I have a “SnuggleSafe Microwave Pet Heat Pad”, it cost me $70.00 not including postage, but they are fantastic, I have been using mine while hand-raising clutches of baby Cockatiels — you put it in the microwave for however long it says to (how long goes by wattage of microwave), take it out, put a cover over it (it comes with a cover, I just use a soft towel though), and put it in the cage, on the side of the cage, on the top of the cage, wherever, and the heat pad stays heated for up to 12 hours. 

ETA: You can use it for any kind of pet.. cats, dogs, birds, rats, guinea pigs etc. I have used it when my birds have been sick, but my 2 kittens have also found they like to lounge on it to keep warm.


----------



## Mentha (Jul 11, 2010)

I had to look up the SnuggleSafe Microwave Pet Heat Pad. In the US it runs about $25-30 online. It says it heats up to 120* for up to 12 hours. That would be great for exceptionally cold nights or very young ones if wrapped well. I'd be concerned about crop burn though.

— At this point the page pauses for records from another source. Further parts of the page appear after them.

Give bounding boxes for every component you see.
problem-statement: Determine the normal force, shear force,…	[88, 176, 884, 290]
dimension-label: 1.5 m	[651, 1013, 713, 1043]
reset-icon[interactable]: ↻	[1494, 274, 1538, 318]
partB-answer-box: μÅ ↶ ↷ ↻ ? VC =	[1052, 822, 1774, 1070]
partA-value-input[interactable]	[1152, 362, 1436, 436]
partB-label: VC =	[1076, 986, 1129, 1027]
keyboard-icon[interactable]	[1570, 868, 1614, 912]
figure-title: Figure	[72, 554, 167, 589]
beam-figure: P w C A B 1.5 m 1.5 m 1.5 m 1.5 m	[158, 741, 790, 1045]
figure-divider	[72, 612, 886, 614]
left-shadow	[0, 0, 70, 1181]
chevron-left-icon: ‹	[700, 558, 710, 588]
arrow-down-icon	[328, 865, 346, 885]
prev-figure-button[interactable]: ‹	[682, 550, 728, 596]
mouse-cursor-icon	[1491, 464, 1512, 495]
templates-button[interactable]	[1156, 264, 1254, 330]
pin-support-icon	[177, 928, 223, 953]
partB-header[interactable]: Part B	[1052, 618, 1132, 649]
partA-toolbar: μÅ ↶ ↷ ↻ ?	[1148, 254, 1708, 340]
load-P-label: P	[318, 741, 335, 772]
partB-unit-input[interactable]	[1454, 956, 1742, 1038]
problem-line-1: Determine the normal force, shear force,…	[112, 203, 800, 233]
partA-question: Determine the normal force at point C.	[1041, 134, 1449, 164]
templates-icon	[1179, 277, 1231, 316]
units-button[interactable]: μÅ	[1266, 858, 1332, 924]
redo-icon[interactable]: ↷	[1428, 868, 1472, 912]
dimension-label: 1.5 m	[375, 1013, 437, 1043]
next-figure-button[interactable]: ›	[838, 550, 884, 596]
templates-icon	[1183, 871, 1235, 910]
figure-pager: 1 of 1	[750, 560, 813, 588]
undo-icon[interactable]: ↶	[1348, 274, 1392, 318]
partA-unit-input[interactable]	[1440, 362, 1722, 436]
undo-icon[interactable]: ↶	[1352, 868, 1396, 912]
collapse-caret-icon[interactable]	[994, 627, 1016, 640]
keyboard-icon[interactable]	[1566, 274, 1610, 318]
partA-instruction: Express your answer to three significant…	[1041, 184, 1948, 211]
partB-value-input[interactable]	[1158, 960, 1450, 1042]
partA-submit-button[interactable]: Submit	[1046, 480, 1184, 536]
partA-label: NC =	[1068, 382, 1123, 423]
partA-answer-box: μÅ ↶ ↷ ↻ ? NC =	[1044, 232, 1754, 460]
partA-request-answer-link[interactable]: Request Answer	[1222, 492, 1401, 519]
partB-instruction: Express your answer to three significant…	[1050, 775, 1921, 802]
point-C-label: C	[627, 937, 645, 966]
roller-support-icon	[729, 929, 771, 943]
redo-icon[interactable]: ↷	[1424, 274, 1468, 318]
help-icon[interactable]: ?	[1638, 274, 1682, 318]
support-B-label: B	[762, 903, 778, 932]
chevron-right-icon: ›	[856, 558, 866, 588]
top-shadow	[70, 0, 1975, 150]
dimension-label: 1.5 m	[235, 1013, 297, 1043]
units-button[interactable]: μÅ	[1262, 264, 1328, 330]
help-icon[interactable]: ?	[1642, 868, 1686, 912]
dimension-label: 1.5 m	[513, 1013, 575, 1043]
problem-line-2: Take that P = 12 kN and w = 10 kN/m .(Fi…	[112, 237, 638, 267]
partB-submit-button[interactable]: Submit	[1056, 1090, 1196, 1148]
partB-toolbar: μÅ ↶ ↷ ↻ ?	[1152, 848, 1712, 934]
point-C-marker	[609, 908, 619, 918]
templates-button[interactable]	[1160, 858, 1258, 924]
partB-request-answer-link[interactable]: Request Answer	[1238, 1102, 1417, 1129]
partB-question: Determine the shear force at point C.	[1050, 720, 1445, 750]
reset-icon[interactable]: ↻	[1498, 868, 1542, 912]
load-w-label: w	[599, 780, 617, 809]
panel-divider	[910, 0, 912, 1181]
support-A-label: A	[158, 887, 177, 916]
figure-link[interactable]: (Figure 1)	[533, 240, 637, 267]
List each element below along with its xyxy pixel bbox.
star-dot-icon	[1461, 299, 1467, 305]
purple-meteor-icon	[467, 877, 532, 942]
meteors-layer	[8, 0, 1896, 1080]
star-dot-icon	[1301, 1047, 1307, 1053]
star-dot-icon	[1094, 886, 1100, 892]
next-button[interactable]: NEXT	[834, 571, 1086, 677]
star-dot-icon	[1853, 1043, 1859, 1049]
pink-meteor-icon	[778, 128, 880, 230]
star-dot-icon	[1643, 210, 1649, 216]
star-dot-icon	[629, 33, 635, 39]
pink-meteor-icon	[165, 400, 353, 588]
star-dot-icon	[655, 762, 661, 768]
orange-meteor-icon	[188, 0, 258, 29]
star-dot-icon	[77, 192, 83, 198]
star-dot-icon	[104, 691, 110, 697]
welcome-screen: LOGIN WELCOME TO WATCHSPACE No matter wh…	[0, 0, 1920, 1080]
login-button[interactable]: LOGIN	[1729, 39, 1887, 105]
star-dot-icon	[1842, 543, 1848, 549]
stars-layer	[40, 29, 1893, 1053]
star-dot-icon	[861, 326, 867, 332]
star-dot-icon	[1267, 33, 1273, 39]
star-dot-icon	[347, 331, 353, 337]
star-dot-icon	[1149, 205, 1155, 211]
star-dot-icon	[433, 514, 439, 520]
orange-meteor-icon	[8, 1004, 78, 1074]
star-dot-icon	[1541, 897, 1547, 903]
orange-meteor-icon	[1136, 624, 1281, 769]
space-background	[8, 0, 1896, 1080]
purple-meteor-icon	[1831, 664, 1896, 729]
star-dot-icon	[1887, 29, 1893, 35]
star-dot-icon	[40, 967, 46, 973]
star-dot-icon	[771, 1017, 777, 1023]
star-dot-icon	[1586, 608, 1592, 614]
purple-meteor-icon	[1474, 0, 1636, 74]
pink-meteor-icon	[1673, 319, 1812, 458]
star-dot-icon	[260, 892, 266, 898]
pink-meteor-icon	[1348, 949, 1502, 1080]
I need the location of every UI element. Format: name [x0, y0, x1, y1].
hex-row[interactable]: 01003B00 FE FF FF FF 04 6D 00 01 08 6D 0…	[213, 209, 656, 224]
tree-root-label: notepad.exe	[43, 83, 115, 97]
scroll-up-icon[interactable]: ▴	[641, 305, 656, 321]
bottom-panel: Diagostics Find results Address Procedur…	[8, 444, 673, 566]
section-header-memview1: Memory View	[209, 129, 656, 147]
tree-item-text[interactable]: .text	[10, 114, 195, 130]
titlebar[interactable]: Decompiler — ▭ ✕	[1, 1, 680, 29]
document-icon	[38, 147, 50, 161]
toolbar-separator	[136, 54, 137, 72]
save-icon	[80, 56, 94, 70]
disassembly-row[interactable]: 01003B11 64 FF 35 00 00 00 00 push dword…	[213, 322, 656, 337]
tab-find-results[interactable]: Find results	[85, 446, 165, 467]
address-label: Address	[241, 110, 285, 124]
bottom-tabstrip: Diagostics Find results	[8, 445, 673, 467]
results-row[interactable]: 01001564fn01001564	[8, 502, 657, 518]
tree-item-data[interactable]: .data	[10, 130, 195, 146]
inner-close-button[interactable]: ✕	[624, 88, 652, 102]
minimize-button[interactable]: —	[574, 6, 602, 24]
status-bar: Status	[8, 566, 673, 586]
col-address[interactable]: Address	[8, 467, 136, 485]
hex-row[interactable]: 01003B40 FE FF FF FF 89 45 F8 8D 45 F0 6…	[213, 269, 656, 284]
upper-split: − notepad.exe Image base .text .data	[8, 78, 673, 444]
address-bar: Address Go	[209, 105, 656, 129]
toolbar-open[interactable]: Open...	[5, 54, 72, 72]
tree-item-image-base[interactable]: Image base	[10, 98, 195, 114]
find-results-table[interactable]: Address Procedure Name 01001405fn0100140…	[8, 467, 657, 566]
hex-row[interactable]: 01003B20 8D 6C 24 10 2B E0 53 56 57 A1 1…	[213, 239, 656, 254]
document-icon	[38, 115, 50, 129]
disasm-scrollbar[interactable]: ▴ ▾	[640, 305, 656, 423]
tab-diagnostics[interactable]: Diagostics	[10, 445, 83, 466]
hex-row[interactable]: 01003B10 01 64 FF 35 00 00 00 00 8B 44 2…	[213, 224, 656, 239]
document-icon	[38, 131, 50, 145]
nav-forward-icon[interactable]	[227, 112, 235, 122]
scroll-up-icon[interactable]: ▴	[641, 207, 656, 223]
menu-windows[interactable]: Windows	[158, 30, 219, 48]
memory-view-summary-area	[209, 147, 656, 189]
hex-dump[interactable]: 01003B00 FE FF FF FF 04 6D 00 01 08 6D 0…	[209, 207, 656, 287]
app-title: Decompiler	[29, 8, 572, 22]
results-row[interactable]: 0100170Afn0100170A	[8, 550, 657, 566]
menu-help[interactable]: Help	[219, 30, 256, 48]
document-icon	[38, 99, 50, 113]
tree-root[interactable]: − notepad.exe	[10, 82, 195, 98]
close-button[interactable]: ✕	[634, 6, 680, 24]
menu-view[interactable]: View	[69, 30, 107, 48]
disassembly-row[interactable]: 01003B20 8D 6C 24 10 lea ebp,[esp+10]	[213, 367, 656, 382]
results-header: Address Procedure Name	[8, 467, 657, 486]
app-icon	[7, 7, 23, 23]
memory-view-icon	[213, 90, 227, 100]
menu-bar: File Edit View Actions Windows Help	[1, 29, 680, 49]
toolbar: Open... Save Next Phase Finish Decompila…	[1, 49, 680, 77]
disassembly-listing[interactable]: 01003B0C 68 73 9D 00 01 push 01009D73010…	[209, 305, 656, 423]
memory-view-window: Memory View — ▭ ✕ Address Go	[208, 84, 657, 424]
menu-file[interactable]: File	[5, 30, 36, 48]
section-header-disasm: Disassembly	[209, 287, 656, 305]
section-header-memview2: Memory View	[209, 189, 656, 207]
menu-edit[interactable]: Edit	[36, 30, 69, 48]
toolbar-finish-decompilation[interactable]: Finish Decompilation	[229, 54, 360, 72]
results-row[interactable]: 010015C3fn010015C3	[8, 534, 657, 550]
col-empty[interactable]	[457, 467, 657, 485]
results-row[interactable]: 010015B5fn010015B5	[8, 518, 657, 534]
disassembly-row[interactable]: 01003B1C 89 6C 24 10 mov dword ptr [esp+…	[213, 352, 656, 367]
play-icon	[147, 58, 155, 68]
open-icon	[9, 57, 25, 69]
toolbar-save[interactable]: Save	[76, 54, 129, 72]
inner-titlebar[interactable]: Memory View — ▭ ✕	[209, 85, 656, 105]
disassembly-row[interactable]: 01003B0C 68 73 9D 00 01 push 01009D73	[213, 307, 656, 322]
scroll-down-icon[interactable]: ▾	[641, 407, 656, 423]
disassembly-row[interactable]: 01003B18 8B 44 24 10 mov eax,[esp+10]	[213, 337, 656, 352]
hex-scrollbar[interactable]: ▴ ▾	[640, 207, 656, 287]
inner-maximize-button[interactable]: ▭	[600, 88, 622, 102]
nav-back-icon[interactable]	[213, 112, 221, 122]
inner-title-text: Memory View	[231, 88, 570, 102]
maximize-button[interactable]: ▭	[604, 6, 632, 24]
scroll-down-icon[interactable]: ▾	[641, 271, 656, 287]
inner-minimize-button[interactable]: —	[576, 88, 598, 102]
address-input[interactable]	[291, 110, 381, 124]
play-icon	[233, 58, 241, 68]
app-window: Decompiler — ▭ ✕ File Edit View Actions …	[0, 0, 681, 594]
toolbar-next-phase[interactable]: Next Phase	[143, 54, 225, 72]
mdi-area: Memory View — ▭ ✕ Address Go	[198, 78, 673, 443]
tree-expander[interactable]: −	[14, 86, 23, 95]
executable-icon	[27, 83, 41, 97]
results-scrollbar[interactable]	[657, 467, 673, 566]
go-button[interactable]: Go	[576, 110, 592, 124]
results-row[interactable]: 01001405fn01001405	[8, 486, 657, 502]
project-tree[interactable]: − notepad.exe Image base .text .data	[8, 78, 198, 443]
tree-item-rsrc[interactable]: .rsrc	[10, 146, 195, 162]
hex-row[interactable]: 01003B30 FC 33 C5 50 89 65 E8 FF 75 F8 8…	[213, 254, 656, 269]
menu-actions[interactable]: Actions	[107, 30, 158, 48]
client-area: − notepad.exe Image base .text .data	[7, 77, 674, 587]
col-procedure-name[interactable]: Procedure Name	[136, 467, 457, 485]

I've had my eye on this for about a year now. Unfortunately, it keeps getting pushed further and further back. It's a brooder that goes on top of your 10 gallon aquarium and does radiant heat. It is supposed to keep all the air the same temp in the aquarium without a light.


----------



## Renae (Feb 9, 2008)

I am not concerned about crop burn, I have used it on all 12 babies from 2 weeks old that I hand-raised this season, none of them got crop burn. I also know breeders that use/have used it on 1 day old chicks without problems too. If it is wrapped with something semi-thick, not too thick and nothing thin, it is fine. But like I said I know breeders who use this heat pad as well as myself and there is nothing concerning about it when used.


----------



## Mentha (Jul 11, 2010)

Thanks for the reassurance, Solace! I should have said I would be concerned for crop burn _if someone were careless_. My mind goes quicker than my fingers sometimes. It looks like something my cat would love, she's a nut.


----------



## PetLover72 (Mar 14, 2011)

Thanks Solace!!


----------